Testo di Aurelio Andrighetto —
Carlo Fossati è stato direttore artistico di e/static e blank a Torino dal 1999 al 2018, due spazi, come li definisce lui stesso, “di accadimento (tra progetti espositivi, performance di varia natura, concerti e altro ancora) […] luminosi luoghi dell’anima, alteri e inafferrabili, sempre cangianti, durante le stagioni e ad ogni ora del giorno”. L’ultima visita a questi luoghi è avvenuta nell’arco di luce del 21 giugno 2018, giorno del solstizio d’estate. Ad attendere i visitatori le opere di Giovanni Anselmo, di Rolf Julius e di Terry Fox, tre dei numerosi artisti che hanno partecipato all’avventura di e/static e blank .
Quanto è accaduto in questi spazi continua ancora ad accadere in una pratica di ascolto e visione, che per Fossati è quotidiana. Percepisce vagamente qualcosa e scatta una fotografia. La sua “impressione” è un evento oscuro e improvviso accompagnato da un altrettanto rapido gesto fotografico, che talvolta trascorre in un impulso alla scrittura. Sono scatti privati che invia agli amici per condividere la sua esperienza. Raramente diventano pubblici, come nel caso dell’immagine che segue.
Abbiamo conversato sul rapporto tra queste sue esperienze e la qualità di ciò che appare improvvisamente.

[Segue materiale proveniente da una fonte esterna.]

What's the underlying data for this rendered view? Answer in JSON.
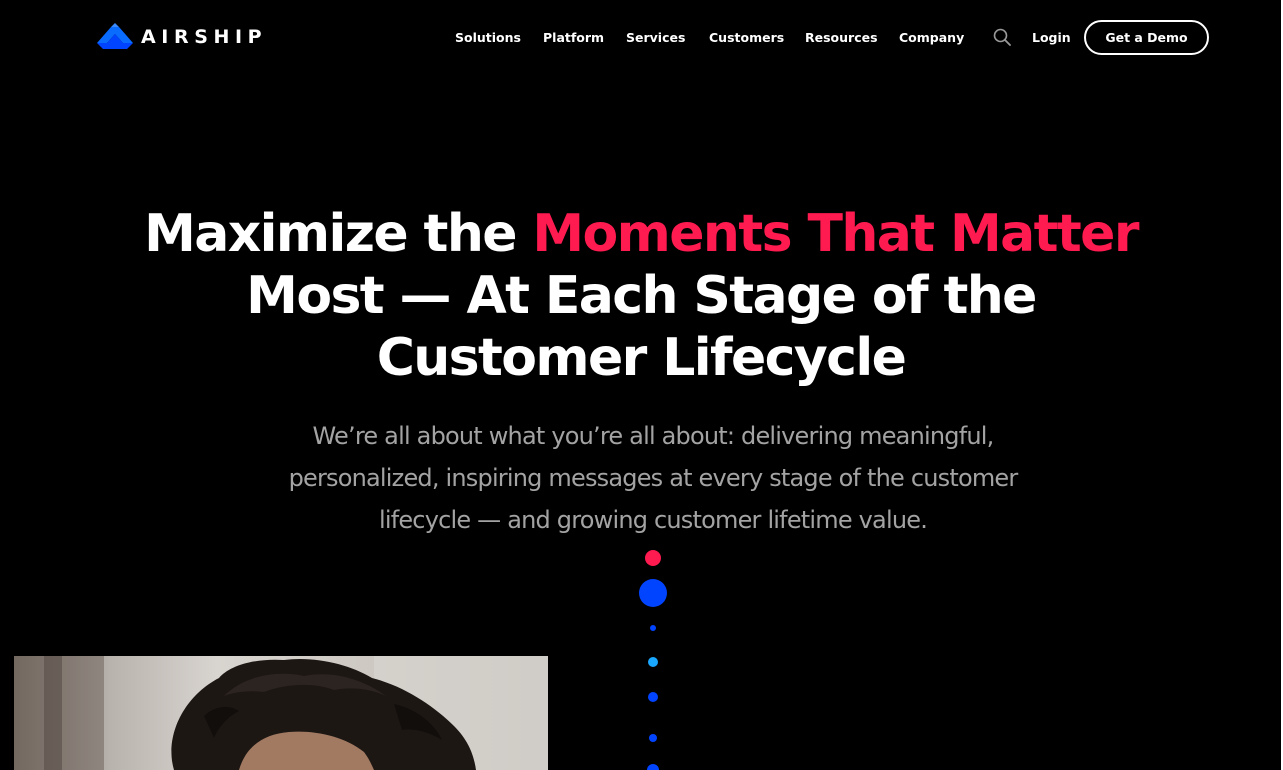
{
  "brand": {
    "name": "AIRSHIP",
    "logo_icon": "airship-logo-icon",
    "accent_color": "#ff1a4f",
    "brand_blue": "#0044ff"
  },
  "nav": {
    "items": [
      {
        "label": "Solutions"
      },
      {
        "label": "Platform"
      },
      {
        "label": "Services"
      },
      {
        "label": "Customers"
      },
      {
        "label": "Resources"
      },
      {
        "label": "Company"
      }
    ],
    "search_icon": "search-icon",
    "login_label": "Login",
    "demo_label": "Get a Demo"
  },
  "hero": {
    "title_lead": "Maximize the ",
    "title_highlight": "Moments That Matter",
    "title_line2": "Most — At Each Stage of the",
    "title_line3": "Customer Lifecycle",
    "subtitle_line1": "We’re all about what you’re all about: delivering meaningful,",
    "subtitle_line2": "personalized, inspiring messages at every stage of the customer",
    "subtitle_line3": "lifecycle — and growing customer lifetime value."
  },
  "decor": {
    "dot_colors": [
      "#ff1a4f",
      "#0044ff",
      "#0044ff",
      "#19a7ff",
      "#0044ff",
      "#0044ff",
      "#0044ff"
    ]
  },
  "photo": {
    "subject": "person-with-curly-hair-photo"
  }
}
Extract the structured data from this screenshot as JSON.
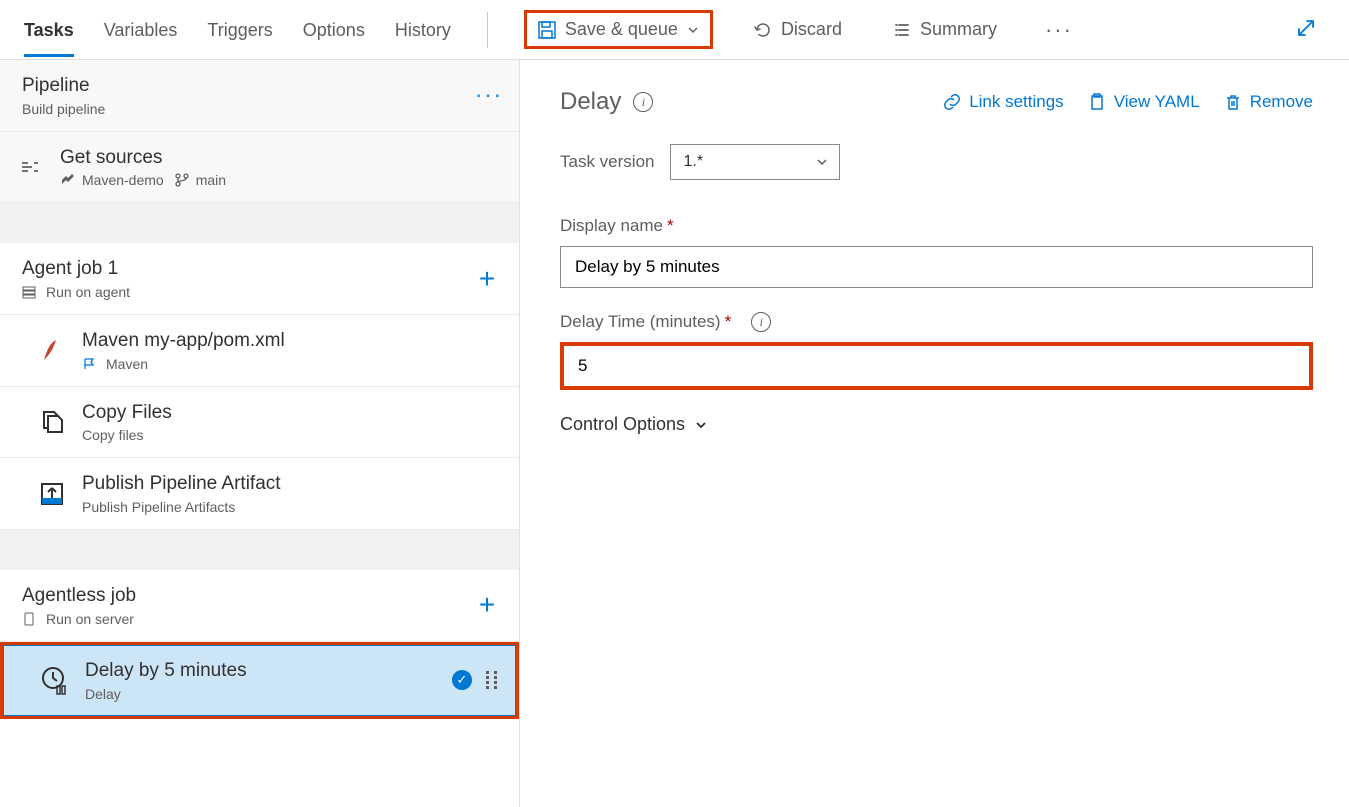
{
  "tabs": [
    "Tasks",
    "Variables",
    "Triggers",
    "Options",
    "History"
  ],
  "activeTab": 0,
  "toolbar": {
    "saveQueue": "Save & queue",
    "discard": "Discard",
    "summary": "Summary"
  },
  "sidebar": {
    "pipeline": {
      "title": "Pipeline",
      "sub": "Build pipeline"
    },
    "getSources": {
      "title": "Get sources",
      "repo": "Maven-demo",
      "branch": "main"
    },
    "agentJob": {
      "title": "Agent job 1",
      "sub": "Run on agent"
    },
    "tasks": [
      {
        "title": "Maven my-app/pom.xml",
        "sub": "Maven"
      },
      {
        "title": "Copy Files",
        "sub": "Copy files"
      },
      {
        "title": "Publish Pipeline Artifact",
        "sub": "Publish Pipeline Artifacts"
      }
    ],
    "agentlessJob": {
      "title": "Agentless job",
      "sub": "Run on server"
    },
    "selectedTask": {
      "title": "Delay by 5 minutes",
      "sub": "Delay"
    }
  },
  "panel": {
    "title": "Delay",
    "links": {
      "linkSettings": "Link settings",
      "viewYaml": "View YAML",
      "remove": "Remove"
    },
    "taskVersionLabel": "Task version",
    "taskVersionValue": "1.*",
    "displayNameLabel": "Display name",
    "displayNameValue": "Delay by 5 minutes",
    "delayTimeLabel": "Delay Time (minutes)",
    "delayTimeValue": "5",
    "controlOptions": "Control Options"
  }
}
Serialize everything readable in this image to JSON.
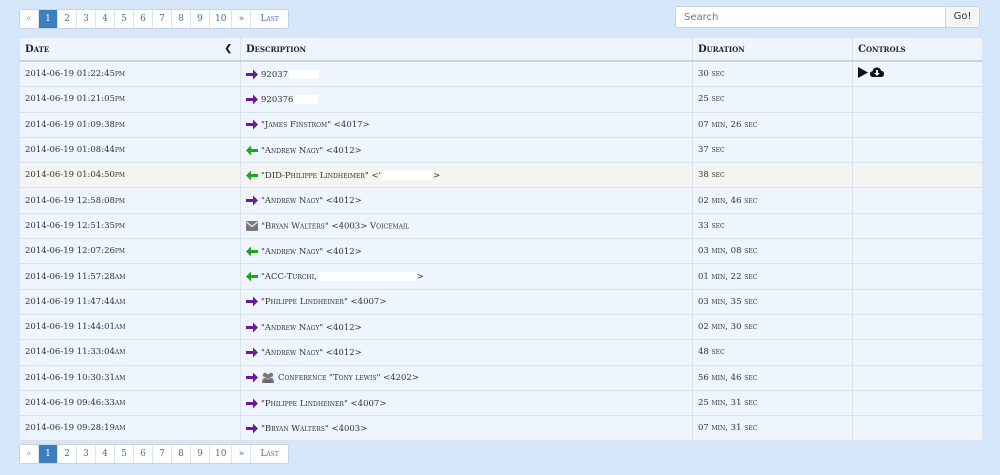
{
  "pagination": {
    "prev": "«",
    "pages": [
      "1",
      "2",
      "3",
      "4",
      "5",
      "6",
      "7",
      "8",
      "9",
      "10"
    ],
    "active": "1",
    "next": "»",
    "last": "Last"
  },
  "search": {
    "placeholder": "Search",
    "button": "Go!"
  },
  "table": {
    "headers": [
      "Date",
      "Description",
      "Duration",
      "Controls"
    ],
    "rows": [
      {
        "date": "2014-06-19 01:22:45pm",
        "dir": "out",
        "desc": "92037",
        "desc_tail": "",
        "redact": 30,
        "duration": "30 sec",
        "controls": true
      },
      {
        "date": "2014-06-19 01:21:05pm",
        "dir": "out",
        "desc": "920376",
        "desc_tail": "",
        "redact": 24,
        "duration": "25 sec"
      },
      {
        "date": "2014-06-19 01:09:38pm",
        "dir": "out",
        "desc": "\"James Finstrom\" <4017>",
        "desc_tail": "",
        "redact": 0,
        "duration": "07 min, 26 sec"
      },
      {
        "date": "2014-06-19 01:08:44pm",
        "dir": "in",
        "desc": "\"Andrew Nagy\" <4012>",
        "desc_tail": "",
        "redact": 0,
        "duration": "37 sec"
      },
      {
        "date": "2014-06-19 01:04:50pm",
        "dir": "in",
        "desc": "\"DID-Philippe Lindheimer\" <'",
        "desc_tail": ">",
        "redact": 50,
        "duration": "38 sec",
        "hl": true
      },
      {
        "date": "2014-06-19 12:58:08pm",
        "dir": "out",
        "desc": "\"Andrew Nagy\" <4012>",
        "desc_tail": "",
        "redact": 0,
        "duration": "02 min, 46 sec"
      },
      {
        "date": "2014-06-19 12:51:35pm",
        "dir": "vm",
        "desc": "\"Bryan Walters\" <4003> Voicemail",
        "desc_tail": "",
        "redact": 0,
        "duration": "33 sec"
      },
      {
        "date": "2014-06-19 12:07:26pm",
        "dir": "in",
        "desc": "\"Andrew Nagy\" <4012>",
        "desc_tail": "",
        "redact": 0,
        "duration": "03 min, 08 sec"
      },
      {
        "date": "2014-06-19 11:57:28am",
        "dir": "in",
        "desc": "\"ACC-Turchi,",
        "desc_tail": ">",
        "redact": 98,
        "duration": "01 min, 22 sec"
      },
      {
        "date": "2014-06-19 11:47:44am",
        "dir": "out",
        "desc": "\"Philippe Lindheiner\" <4007>",
        "desc_tail": "",
        "redact": 0,
        "duration": "03 min, 35 sec"
      },
      {
        "date": "2014-06-19 11:44:01am",
        "dir": "out",
        "desc": "\"Andrew Nagy\" <4012>",
        "desc_tail": "",
        "redact": 0,
        "duration": "02 min, 30 sec"
      },
      {
        "date": "2014-06-19 11:33:04am",
        "dir": "out",
        "desc": "\"Andrew Nagy\" <4012>",
        "desc_tail": "",
        "redact": 0,
        "duration": "48 sec"
      },
      {
        "date": "2014-06-19 10:30:31am",
        "dir": "conf",
        "desc": "Conference \"Tony lewis\" <4202>",
        "desc_tail": "",
        "redact": 0,
        "duration": "56 min, 46 sec"
      },
      {
        "date": "2014-06-19 09:46:33am",
        "dir": "out",
        "desc": "\"Philippe Lindheiner\" <4007>",
        "desc_tail": "",
        "redact": 0,
        "duration": "25 min, 31 sec"
      },
      {
        "date": "2014-06-19 09:28:19am",
        "dir": "out",
        "desc": "\"Bryan Walters\" <4003>",
        "desc_tail": "",
        "redact": 0,
        "duration": "07 min, 31 sec"
      }
    ]
  },
  "icons": {
    "outbound": "arrow-right-icon",
    "inbound": "arrow-left-icon",
    "voicemail": "envelope-icon",
    "conference": "users-icon",
    "play": "play-icon",
    "download": "cloud-download-icon"
  },
  "colors": {
    "outbound": "#6a1b9a",
    "inbound": "#1fa51f",
    "voicemail": "#777777",
    "active_page": "#3c7ec0"
  }
}
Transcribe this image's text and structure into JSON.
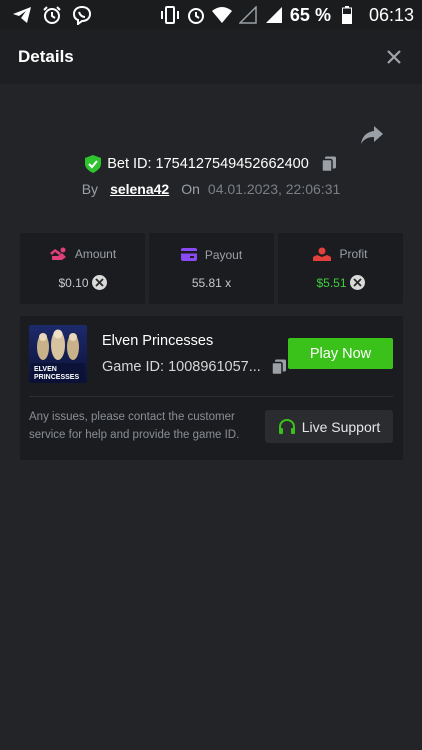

Per François Cheng la qualità di ciò che appare d’un tratto è l’esperienza di “un mistero senza fondo”. In Cinque meditazioni sulla bellezza (Bollati Boringhieri, Torino, 2007) Cheng riflette sull’esperienza del bello intesa come improvvisa rivelazione. È la bellezza del monte Lúshān che si mostra al diradare della nebbia. L’espressione in cinese “bellezza del monte Lúshān” significa “mistero senza fondo”. Questa apparizione inattesa del monte ha ispirato il poeta cinese Tao Yuanming, vissuto tra il IV e il V secolo, che ha composto un famoso distico: “Colgo i crisantemi vicino alle siepi dell’Est / Ed ecco che, noncurante, mi accorgo del monte del Sud [nel momento in cui la nebbia si dirada]”. Come la nebbia che si dirada, le fotografie scattate con rapidità e “noncuranza” da Fossati rivelano un “mistero senza fondo”?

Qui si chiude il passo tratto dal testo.